GDAL Community Engagement

  Through BEDI, GDAL Enhancement for ESDIS (GEE) project identified an issue in handling multi-dimensional dataset and made patches. When the GEE team made a pull request after clearing NOSA, GDAL community reviewed the requests and created a new RFC 75 to generalize our patch work further. The RFC was discussed, approved, and fully implemented in GDAL 3.1.

  The large GDAL community now can easily access and transform arbitrary N-dimensional dataset that can be found in netCDF and HDF. The new GDAL 3.1 multidimensional APIs and tools also supports group hierarchy so users can unambiguously extract and subset data.

  Any NASA HDF data product that has transposed X and Y dimension can benefit from the new GDAL 3.1 capability.  This new capability is already tested through SDT project and proven to work in cloud as well. For example, creating GeoTIFF image from MOPITT 5D dataset in a large (~30G) TERRA FUSION granule on AWS S3 was possible through the new gdalmdimtranslate command line tool.

Transformation Workflows

  We investigated the most commonly used workflows that can be applied to NASA CUMULUS. The workflows are illustrated in the diagram as arrows.

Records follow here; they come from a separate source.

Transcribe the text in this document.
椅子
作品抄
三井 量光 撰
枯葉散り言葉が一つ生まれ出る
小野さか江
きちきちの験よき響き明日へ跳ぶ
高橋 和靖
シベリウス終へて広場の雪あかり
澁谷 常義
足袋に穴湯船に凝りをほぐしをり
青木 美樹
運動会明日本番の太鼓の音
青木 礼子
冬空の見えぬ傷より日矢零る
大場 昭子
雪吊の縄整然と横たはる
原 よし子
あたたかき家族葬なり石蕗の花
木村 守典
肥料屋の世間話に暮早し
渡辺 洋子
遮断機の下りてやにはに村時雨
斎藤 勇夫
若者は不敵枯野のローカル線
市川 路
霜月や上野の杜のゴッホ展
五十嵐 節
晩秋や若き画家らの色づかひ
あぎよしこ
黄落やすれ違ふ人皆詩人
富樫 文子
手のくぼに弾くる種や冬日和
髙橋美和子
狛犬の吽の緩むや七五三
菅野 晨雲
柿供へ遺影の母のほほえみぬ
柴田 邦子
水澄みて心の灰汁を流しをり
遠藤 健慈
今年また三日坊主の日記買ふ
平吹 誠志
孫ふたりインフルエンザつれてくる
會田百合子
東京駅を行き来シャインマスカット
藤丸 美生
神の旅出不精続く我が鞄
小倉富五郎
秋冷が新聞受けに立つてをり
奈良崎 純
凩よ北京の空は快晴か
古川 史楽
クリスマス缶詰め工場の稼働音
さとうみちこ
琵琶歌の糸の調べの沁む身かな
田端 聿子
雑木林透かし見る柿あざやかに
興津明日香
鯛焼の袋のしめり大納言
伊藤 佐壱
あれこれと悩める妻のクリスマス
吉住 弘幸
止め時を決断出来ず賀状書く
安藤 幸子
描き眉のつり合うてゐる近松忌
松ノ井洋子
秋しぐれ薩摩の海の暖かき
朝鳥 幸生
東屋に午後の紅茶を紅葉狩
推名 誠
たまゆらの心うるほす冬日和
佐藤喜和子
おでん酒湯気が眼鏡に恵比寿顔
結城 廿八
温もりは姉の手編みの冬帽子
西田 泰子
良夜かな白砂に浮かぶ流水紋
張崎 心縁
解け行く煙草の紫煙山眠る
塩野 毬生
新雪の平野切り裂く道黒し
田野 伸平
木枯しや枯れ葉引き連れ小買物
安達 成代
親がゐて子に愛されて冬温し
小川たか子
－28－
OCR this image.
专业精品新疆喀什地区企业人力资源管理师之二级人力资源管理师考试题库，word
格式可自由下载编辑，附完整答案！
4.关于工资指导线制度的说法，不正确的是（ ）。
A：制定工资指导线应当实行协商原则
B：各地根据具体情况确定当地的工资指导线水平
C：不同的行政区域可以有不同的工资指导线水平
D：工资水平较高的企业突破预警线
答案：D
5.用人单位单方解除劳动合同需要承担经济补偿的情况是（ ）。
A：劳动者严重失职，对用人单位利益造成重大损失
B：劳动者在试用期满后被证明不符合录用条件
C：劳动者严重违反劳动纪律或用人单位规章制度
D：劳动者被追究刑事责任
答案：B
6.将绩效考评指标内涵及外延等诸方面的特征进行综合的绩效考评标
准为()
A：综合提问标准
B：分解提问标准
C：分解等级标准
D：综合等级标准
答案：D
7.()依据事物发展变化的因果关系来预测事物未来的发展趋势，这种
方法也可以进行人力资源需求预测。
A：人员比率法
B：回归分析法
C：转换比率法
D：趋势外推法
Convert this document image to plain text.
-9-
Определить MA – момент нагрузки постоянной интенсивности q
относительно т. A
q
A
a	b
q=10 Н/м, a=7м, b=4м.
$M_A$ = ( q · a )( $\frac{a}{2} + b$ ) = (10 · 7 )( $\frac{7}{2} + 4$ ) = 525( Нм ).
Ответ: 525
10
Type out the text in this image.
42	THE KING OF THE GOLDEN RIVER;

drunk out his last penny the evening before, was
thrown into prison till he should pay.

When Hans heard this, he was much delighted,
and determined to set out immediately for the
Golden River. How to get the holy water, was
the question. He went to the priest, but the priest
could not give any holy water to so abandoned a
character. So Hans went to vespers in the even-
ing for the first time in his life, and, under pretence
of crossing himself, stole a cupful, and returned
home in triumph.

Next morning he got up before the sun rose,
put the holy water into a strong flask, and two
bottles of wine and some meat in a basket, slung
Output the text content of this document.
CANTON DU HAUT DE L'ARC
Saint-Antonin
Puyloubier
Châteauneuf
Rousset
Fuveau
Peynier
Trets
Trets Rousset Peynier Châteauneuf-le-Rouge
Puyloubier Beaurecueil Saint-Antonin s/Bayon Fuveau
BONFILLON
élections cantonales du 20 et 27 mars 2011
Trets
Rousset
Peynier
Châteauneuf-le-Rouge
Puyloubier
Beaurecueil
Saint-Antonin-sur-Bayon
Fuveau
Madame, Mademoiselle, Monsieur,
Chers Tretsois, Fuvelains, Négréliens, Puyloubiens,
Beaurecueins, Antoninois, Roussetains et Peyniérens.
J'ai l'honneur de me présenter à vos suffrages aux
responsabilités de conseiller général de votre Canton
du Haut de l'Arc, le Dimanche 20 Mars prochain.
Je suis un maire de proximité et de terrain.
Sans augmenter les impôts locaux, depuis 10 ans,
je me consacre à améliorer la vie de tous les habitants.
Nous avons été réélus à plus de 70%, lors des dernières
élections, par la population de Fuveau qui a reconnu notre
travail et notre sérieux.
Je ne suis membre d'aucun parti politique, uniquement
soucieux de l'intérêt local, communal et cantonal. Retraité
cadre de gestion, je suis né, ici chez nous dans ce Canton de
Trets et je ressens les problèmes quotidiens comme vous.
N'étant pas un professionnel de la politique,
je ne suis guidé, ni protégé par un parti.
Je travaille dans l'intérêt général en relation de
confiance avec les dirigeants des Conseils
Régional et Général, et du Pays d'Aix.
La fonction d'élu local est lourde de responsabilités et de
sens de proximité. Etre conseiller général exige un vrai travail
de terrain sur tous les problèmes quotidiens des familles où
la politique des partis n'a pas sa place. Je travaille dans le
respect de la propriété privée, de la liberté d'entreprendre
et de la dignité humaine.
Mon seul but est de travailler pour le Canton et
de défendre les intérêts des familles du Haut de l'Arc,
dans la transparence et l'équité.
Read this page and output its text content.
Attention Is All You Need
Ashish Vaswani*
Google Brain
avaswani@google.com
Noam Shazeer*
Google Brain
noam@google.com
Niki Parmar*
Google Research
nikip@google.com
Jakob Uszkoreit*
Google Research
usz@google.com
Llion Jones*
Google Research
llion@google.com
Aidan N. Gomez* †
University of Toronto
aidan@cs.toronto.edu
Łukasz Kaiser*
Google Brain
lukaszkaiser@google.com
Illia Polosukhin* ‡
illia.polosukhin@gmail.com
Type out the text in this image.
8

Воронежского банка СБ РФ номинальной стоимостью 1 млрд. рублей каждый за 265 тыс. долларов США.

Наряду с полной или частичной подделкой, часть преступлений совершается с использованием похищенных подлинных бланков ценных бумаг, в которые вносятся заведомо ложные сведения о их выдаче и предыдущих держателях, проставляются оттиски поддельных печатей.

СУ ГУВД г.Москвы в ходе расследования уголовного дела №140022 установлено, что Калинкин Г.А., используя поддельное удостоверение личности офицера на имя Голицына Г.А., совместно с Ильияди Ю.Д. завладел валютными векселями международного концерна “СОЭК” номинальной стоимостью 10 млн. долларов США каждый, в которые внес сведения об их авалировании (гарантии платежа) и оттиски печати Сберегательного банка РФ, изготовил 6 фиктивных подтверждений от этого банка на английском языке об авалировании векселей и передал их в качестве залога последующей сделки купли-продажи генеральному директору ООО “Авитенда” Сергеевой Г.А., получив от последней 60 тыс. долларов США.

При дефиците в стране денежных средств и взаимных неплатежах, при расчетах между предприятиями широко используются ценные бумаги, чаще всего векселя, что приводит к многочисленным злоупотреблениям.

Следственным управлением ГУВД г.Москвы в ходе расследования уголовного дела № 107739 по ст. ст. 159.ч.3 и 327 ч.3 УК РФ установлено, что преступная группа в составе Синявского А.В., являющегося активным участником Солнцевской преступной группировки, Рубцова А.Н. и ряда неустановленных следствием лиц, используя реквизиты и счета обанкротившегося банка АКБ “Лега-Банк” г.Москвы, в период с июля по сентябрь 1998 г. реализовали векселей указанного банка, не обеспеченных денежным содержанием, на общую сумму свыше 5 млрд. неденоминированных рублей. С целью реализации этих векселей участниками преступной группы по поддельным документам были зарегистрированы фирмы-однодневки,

We've developed 20 AWS Lambda functions that correspond to the arrows. When they are put together and run in steps, they can enable image services for both ArcGIS Server and GeoServer. They can be easily deployed via Serverless Framework.

In the above diagram, please note that you can create mosaic dataset or CRF directly from an aggregated, CF-compliant netCDF along time dimension.

CRF, at the bottom of the diagram, needs a special attention. The Cloud Raster Format is an Esri-created raster format that is optimized for writing and reading large files in a distributed processing and storage environment. We ran a few experiments to measure the performance of CRF and the performance of CRF is qutie amazing. There's only 0.4 second difference when CRF is put on S3 instead of local drive. This is quire remarkable because both THREDDS (e.g., Terra Fusion 600X slower Local vs. S3) and Hyrax (e.g., 90X slower EFS vs. S3) performs very poorly when data are served from S3.

Sentinel-2

  Recently, we learned that Sentinel-2 data are available from AWS Open Data Registry. We wanted to know if we can replicate what Esri did with Sentinel-2. We tested CoG files for Aerosol Optical Thickness (AOT) with Lambda functions that we've developed for this project. It took only a day's effort to create an image service out of Sentinel-2 CoG data. This experiment validates that our approach can be easily adapted by NASA DAACs and end-users. It would be great if NASA Earthdata provides an authoritative ArcGIS Image Service, not Esri.

Terra Fusion

  Terra Fusion is a NASA ACCESS 2015 project. Terra Fusion is an ultimate test dataset for the existing software for netCDF on cloud because file size is huge. Terra Fusion helped us to find issues in several open source projects like Hyrax, THREDDS, and GDAL. For example, GDAL alone can't handle Terra Fusion properly since netCDF swath handling needs improvement although GDAL can read data from S3 efficiently. SDT is necessary to read lat/lon and reproject swath to grid. We subsetted MODIS and created an aggregated netCDF. Then, we created a mosaic dataset directly from the aggregated netCDF. There are a lot of interesting technical details but the valuable lesson is that the meeting the CF conventions alone is not enough to make dataset fully interoperable with the current GDAL and ArcGIS.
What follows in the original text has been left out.